給与やインセンティブといった外発的動機ではなく、「自律性」「熟達(マスタリー)」「目的」といった内発的動機付けによって行動するのがモチベーション3.0だと、人というコンピュータを動かすためのOSが変わってきているんだ、とダニエル・ピンク氏は語っています。

仕事をしていく上でのモチベーションも変化してきており、それに対応するようにいろんなスタイルで働けるようになってきています。自分の軸や欲求と向き合い、言語化することが求められるようになってきました。

「正解」とかはないので、「自分がどうしたいのか」が大事なんですね。

「軸」のメンテナンスをする

軸やモチベーションの源泉は一度確認できたら終わりではありません。

機械のメンテンナンスのように定期的にチェックが必要です。人も、社会も、時間とともに変化するので、都度見つめ直しをしなければいけません。

「じぶん会議」のように振り返りの時間を少しずつ持つのもいいですし、日常のルーティンから外れて、別の体験をする時間を意識的に持って振り返りしやすい環境に身を置くのもいいと思います。

inquireでは1on1の面談を定期的に実施するようにしています。
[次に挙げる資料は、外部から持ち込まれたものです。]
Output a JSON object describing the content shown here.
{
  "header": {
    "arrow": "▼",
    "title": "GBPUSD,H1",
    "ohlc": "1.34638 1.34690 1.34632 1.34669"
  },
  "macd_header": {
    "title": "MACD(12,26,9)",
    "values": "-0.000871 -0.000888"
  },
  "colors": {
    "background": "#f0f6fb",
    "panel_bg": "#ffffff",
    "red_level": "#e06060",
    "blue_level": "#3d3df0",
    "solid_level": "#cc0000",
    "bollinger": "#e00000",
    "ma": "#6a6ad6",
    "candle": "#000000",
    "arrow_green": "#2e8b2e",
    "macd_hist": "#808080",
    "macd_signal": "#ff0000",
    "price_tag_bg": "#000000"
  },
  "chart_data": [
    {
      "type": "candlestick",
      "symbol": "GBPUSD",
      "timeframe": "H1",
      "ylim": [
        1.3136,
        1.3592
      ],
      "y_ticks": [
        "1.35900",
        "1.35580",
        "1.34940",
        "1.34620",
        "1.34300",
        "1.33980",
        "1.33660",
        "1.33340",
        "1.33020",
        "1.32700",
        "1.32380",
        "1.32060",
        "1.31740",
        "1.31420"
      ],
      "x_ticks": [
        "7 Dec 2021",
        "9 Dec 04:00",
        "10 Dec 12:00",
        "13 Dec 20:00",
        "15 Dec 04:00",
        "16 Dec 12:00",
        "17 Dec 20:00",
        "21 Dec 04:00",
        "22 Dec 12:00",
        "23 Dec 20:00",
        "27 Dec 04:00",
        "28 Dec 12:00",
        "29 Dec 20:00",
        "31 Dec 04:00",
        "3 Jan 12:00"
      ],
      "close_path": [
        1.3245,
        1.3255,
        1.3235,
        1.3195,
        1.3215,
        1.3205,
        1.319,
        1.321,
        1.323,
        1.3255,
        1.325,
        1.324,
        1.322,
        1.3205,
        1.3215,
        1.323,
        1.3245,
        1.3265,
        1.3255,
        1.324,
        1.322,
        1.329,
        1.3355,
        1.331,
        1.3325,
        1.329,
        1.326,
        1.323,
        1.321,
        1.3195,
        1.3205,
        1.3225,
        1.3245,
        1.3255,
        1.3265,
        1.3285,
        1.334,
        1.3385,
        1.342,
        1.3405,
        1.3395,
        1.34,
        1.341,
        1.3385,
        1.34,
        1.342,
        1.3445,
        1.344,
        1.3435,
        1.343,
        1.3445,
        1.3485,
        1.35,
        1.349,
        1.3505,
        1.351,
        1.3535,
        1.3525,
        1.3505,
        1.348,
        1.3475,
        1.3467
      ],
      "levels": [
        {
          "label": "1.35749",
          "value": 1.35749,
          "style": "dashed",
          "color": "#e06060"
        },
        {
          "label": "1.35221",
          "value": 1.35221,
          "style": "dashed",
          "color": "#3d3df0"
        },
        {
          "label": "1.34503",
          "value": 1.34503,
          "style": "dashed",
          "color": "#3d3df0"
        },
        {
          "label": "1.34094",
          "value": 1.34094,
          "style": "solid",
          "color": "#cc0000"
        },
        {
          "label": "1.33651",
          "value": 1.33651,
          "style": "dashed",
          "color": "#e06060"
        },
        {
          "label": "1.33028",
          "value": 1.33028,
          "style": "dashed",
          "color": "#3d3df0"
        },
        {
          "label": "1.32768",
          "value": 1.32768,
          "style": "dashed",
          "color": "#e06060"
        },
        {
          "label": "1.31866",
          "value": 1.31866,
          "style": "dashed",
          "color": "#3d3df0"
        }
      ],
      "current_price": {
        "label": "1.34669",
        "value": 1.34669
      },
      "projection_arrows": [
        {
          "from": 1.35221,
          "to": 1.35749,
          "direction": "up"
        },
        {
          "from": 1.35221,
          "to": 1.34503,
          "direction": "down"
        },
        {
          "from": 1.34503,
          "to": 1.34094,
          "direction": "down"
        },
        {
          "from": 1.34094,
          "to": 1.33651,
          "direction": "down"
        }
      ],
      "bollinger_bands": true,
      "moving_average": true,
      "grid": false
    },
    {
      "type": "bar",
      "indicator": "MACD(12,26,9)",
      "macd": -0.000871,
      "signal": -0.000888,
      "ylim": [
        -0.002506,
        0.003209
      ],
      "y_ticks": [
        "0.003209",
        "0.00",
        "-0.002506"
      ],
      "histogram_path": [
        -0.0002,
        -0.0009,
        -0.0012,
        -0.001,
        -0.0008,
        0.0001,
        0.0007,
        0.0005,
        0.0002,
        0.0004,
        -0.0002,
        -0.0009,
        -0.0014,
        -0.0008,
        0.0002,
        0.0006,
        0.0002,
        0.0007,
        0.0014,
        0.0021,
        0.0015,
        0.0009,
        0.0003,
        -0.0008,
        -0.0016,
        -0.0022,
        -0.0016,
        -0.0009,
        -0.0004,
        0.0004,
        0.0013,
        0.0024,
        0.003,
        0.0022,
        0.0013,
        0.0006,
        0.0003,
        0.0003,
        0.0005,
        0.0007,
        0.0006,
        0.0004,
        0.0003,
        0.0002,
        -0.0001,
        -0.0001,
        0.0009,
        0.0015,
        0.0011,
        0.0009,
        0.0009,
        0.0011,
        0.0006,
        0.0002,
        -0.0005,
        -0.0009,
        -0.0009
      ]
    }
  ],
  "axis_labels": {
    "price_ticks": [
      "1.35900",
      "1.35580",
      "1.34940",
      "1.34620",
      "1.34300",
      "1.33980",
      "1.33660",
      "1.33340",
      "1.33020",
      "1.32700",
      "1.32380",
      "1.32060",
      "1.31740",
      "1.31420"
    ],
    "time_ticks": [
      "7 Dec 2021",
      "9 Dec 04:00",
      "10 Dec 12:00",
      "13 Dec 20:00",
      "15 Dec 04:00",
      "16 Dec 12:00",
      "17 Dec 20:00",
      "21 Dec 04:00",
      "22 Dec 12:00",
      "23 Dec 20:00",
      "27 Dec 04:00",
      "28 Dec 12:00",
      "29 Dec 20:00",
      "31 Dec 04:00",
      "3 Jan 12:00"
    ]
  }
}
inquireは、フリーランスとして働いている個人が集まっている組織で、フリーランスはなかなか自身の内発的動機付けを見つめる機会がないためです。

面談の時間が、個人の軸を再確認したり、思考を深ぼってみたり、時間の射程を長めにとって考えるきっかけになればと思っています。

「目的」も「プロセス」も楽しむ

とはいえ、抽象的な思考や長期的な目的を考えることばかりに意識を取られすぎるのも問題です。

最近、面談の時間で話を聞いていて感じたのが、「何をテーマにするか」「何のために働くか」といった抽象度の高い目的についての思考に意識をとられすぎると、手段や日常を楽しむことがおろそかになりがちだということ。

ピョートル氏は『ニューエリート』の中で、仕事自体の楽しみ方について具体的に以下のように言及しています。

・アウトプットにプライドを持つ
・プロセスを楽しんでいるか

これらはモチベーション3.0的には、「熟達(マスタリー)」に関連する部分ですが、出しているアウトプットにこだわったり、目的に向かうプロセス自体を楽しめているかも大事なこと。

具体と抽象、目的とプロセスに関する思考を行ったり来たりしていくことで、個人の軸の再確認やブラッシュアップが進んでいくと思います。